Gluten-Free Coconut Almond Cookie

My friend Helene recently shared a wonderful gluten-free cookie recipe with me. She said it was so fabulous that she was going to have to freeze the cookies, otherwise she was afraid she might eat them all. Frozen cookies have never stopped me, sometimes they are even better that way.

While we were talking Helene also asked if there were any eggs in shortbread. The answer is no.

Shortbread is a particular type of cookie that has a 1-2-3 recipe. One part sweetener (usually sugar), two parts butter (or other shortening), three parts flour (although old-fashioned shortbread was and is made with oats) and then enhanced with flavorings and or spices. The "short" refers to the crumbly dough. Fat retards gluten so even if you used wheat flour, the high amount of fat would prevent the dough from forming long gluten strands.

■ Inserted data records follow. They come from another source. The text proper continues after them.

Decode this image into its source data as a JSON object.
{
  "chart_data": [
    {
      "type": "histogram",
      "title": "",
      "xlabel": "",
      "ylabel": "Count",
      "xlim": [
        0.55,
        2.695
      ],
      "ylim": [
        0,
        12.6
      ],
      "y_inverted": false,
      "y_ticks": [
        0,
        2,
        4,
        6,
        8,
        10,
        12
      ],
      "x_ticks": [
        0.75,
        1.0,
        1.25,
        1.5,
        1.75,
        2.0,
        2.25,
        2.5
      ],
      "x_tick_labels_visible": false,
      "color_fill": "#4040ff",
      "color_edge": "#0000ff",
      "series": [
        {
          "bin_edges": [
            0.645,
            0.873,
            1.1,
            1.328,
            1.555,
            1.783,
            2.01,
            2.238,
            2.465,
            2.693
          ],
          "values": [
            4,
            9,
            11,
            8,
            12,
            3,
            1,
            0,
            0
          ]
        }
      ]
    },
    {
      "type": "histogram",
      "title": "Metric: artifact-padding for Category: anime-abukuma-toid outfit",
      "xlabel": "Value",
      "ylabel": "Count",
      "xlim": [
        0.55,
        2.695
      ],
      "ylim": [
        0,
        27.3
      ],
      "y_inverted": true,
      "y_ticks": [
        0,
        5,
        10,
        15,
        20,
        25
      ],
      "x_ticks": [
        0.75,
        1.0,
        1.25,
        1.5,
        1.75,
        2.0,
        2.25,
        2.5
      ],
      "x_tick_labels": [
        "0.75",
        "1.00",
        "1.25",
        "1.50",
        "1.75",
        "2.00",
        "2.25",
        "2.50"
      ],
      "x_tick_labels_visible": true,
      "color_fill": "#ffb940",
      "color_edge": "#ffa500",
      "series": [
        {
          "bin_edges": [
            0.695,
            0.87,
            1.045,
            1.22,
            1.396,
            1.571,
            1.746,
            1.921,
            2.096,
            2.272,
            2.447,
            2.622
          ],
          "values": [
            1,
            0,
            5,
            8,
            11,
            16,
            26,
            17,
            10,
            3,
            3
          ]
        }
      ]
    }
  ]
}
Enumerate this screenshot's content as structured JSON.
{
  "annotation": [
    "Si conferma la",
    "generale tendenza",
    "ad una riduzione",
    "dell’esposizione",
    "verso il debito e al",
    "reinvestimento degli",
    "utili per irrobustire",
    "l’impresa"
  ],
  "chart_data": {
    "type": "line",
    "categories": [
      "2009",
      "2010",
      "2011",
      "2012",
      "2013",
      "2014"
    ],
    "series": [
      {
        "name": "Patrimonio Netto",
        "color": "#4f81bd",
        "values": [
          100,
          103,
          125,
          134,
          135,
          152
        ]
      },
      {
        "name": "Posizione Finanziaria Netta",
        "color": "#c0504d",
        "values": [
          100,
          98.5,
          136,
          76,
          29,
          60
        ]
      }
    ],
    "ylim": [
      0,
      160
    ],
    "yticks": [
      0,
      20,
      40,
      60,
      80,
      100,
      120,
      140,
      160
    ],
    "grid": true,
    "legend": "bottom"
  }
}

Helene's Coconut Almond Cookies:

Ingredients
  

  • 1 c. coconut Flour
  • 1 1/2 c. Almond Meal
  • 1/2 tsp salt
  • 1/2 c. butter
  • 1/4 c. honey
  • 1 Tbsp Almond Extract

Instructions
 

  • Mix the dough together in a cuisinart until a ball forms
  • Freeze dough for approximately 30 mins
  • Preheat oven to 350 deg F
  • Roll dough between two sheets of was paper
  • Cut cookies using a cookie or biscuit cutter
  • Bake for 7 mins, remove to wire rack to cool

Shortbread cookies are typically baked low and slow so they will be very light in color. They can be formed in long rectangles, also called fingers, large circles which are cut into triangles as soon as they are removed from the oven, or small round biscuits. Although most people think of them as Christmas cookies, shortbread can also be made savory (such as this Parmesan Shortbread from Epicurious).